Heading into the summer, the team gave him a task: Work on his consistency from deep. He shot 38 percent from 3-point range during his Iowa State days.

He was gung-ho — or gum-ho, in this particular case.

So Morris retreated into the gym for two sessions a day, spending nearly three hours shooting in the morning and one more at night. He was assisted by director of player development John Beckett and another Nuggets staffer, former NBA player Stephen Graham.

The gum-wrapper drill was a way to get Morris’ hand more to the side of the basketball. He would grab a stick of gum and tuck the foil in place along his left hand. Then, he’d hoist shot after shot.

“Once I got here, everybody said, ‘Can you make shots? Can you make shots?’” said Morris, who broke school marks for steals and assists while playing for the Cyclones. “I knew I could. I needed to add more repetition and more confidence in my game with my shot. I did that.”

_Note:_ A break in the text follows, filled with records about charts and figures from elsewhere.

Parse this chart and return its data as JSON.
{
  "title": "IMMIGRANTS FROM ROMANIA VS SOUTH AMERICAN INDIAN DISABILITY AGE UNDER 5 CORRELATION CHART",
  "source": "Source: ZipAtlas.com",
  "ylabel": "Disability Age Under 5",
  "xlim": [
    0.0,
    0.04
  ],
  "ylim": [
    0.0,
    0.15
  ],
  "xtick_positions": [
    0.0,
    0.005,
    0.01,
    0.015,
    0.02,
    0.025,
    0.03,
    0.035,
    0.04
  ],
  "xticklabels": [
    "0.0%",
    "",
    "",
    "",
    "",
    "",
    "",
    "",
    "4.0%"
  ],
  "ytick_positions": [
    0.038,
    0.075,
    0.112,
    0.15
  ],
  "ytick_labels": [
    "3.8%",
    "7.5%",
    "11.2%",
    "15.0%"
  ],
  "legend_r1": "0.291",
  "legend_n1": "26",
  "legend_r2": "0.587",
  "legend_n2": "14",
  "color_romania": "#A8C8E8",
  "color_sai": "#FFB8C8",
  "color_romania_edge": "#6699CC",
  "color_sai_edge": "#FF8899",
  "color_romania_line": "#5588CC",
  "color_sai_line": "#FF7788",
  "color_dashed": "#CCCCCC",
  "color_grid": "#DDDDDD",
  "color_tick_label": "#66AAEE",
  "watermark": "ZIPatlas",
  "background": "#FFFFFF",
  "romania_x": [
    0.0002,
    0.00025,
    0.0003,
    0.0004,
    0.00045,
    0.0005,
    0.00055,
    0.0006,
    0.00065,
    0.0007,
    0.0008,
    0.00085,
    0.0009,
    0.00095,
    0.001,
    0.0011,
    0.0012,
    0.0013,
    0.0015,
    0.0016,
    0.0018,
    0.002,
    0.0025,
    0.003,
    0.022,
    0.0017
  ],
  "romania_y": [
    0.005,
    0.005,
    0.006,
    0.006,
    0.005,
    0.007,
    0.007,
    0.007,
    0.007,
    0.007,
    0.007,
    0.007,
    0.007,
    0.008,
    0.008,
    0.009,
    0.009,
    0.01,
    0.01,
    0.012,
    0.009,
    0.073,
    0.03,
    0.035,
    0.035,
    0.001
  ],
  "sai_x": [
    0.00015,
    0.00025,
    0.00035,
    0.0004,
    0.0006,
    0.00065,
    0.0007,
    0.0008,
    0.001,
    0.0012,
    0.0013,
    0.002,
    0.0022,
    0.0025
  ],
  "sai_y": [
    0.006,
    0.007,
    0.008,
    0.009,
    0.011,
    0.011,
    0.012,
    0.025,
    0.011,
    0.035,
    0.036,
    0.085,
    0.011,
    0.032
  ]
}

He’s averaging 9.9 points and 24 minutes a game for a deep Nuggets team. Not only that, he’s protecting the basketball. He has had six games where he’s had at least six assists and no turnovers.

“Monte Morris has to be up for most improved player in the NBA,” Nuggets coach Michael Malone said. “He’s been amazing this year. ... I don’t think anybody saw that happening this early in his NBA career.”

He’s not the only one who augmented his shot over the summer. Guard Malik Beasley altered the arc on his jumper along with improving his balance. He’s found his rhythm, too, shooting 42 percent from long range.

“Breaking somebody’s shot down is not easy because through repetition, repetition, repetition, they’ve developed those bad habits over many, many years,” Malone said. “Monte was committed to it this summer and did a great job and now he’s going out there every night showing hard work has paid off. He’s shooting the ball at a high level.”

With conviction, too.

“No matter if I miss three or four,” Morris said, “I’m still confident.”

His role, though, could soon be dwindling as Isaiah Thomas inches closer to a return from hip surgery. Morris insisted he doesn’t mind. There’s always someone stepping in to take some of the load off big man Nikola Jokic and point guard Jamal Murray.

“Nobody has egos on this team,” said Morris, who’s hit 51 of 119 3-pointers this season. “That shows you we are unselfish and I’m looking forward to I.T. coming back. He’s helped me big time.”

Although sidelined, Thomas has been a confidante for Morris. They hang out. They talk. They discuss hoops strategy.

“It’s more of a brotherhood, just pulling for one another,” Morris said. “He’s happy for me right now, how I’m playing. I look up to him a lot, not just because he’s at my position but what he’s been through. We’re looking forward to having him back. Everyone knows what he brings to the table.

“Add that to what we’re doing now and we should be really, really good.”